Louis Gallois a rendu ce lundi 5 novembre son rapport sur la compétitivité française au Premier ministre Jean-Marc Ayrault

Louis Gallois a rendu ce lundi 5 novembre son rapport sur la compétitivité française au Premier ministre Jean-Marc Ayrault - -

L’auteur du texte qui doit servir de base au gouvernement pour son "pacte de compétitivité", a dirigé des groupes tels qu'EADS et la SNCF. Des entreprises où il a su convaincre, en évitant les conflits ou en les apaisant.

Après avoir rendu son rapport sur la compétitivité des entreprises au Premier ministre Jean-Marc Ayrault, ce lundi 5 novembre, Louis Gallois va détailler ses propositions au journal télévisé de 20 heures de France 2.

Cet ex-capitaine d’industrie a beau avoir été nommé commissaire général à l’investissement par un gouvernement socialiste, il "n’est pas un homme politique mais un manager". "ll a évidemment des opinions politiques, mais avec beaucoup d’esprit critique", explique ainsi l’ancien ministre Jean-Pierre Chevènement. Ce dernier le connaît bien. Louis Gallois a été son directeur de cabinet à plusieurs reprises, entre 1981 et 1989.

Sa carrière prend un virage important lorsqu’il est nommé patron de la SNCF en 1996 où il restera dix ans. "En une décennie, il a réussi à transformer l’entreprise, en l’ouvrant à l’Europe, sans que les cheminots ne se sentent perdus", explique son successeur Guillaume Pepy.

EADS, "un exemple d'intégration industrielle européenne"

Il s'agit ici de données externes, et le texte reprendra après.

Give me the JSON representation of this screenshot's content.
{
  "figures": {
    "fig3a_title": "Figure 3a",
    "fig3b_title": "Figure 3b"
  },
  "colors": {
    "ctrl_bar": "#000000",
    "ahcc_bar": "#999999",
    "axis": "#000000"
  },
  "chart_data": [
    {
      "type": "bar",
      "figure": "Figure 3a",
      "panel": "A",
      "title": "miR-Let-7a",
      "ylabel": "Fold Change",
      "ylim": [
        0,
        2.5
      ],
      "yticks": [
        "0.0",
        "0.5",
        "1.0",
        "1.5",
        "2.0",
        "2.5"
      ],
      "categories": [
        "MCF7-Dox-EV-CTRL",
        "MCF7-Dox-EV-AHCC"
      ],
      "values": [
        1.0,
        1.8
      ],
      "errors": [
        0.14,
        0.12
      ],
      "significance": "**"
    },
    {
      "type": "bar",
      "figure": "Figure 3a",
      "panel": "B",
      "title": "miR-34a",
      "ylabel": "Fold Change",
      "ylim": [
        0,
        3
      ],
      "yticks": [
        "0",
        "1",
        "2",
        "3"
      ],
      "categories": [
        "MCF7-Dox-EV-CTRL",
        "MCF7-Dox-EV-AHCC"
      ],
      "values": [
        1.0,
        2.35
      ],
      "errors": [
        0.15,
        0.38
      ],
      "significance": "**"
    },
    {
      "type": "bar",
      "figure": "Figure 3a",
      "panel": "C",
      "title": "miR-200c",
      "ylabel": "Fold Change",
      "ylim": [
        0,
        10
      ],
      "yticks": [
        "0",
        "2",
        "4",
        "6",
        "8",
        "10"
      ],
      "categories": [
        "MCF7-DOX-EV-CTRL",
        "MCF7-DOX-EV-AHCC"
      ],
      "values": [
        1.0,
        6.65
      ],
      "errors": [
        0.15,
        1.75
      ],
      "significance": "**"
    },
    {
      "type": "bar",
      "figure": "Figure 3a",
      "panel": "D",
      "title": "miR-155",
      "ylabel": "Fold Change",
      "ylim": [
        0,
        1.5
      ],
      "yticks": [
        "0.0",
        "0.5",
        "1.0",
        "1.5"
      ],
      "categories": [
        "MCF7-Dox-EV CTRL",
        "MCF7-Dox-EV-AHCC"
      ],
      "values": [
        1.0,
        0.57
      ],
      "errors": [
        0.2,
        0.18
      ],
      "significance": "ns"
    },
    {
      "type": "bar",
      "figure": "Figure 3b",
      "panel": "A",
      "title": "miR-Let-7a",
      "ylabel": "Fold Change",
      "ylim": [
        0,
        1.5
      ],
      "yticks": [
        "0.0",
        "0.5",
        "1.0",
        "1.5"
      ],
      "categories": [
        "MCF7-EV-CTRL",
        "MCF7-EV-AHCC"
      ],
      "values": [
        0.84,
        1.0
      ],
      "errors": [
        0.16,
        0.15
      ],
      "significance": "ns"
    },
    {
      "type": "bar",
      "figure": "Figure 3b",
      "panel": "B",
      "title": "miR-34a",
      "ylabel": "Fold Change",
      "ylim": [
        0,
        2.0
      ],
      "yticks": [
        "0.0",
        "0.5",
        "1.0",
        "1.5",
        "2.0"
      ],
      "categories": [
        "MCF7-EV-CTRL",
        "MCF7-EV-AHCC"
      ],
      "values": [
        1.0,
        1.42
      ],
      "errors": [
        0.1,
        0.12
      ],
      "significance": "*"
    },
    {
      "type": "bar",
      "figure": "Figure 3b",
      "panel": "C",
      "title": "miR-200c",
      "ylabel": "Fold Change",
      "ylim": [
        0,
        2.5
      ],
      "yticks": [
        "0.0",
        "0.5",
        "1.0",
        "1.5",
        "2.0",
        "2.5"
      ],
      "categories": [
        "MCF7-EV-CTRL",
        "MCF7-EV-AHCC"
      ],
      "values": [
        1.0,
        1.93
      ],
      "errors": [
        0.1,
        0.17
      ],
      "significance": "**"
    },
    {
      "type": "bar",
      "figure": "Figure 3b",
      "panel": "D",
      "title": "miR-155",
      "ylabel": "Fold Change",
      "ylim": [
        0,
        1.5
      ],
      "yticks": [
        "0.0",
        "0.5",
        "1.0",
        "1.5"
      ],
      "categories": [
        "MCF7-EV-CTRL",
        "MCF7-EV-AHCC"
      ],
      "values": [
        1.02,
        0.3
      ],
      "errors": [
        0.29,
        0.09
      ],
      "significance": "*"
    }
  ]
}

Des cheminots qui le surnomment "Loulou". Les cadres, eux, préfèrent "Dieu", car il a tendance à vouloir tout décider seul. Autre critique : sa tendance à fuir les situations conflictuelles.

En 2006, il passe du rail aux avions en devenant co-président exécutif du groupe européen d’aérospatial EADS. Il avait auparavant dirigé le motoriste aéronautique Snecma.

Il réussit alors à normaliser les rapports entre Français et Allemands, auparavant très tendus. Il maintient le cap de l’innovation et lance l’A350 et l’A320 Neo. Le 31 mai dernier, il confie les rênes de l’entreprise à Tom Enders et quitte alors un groupe qu’il qualifie de "seul exemple d’intégration industrielle européenne".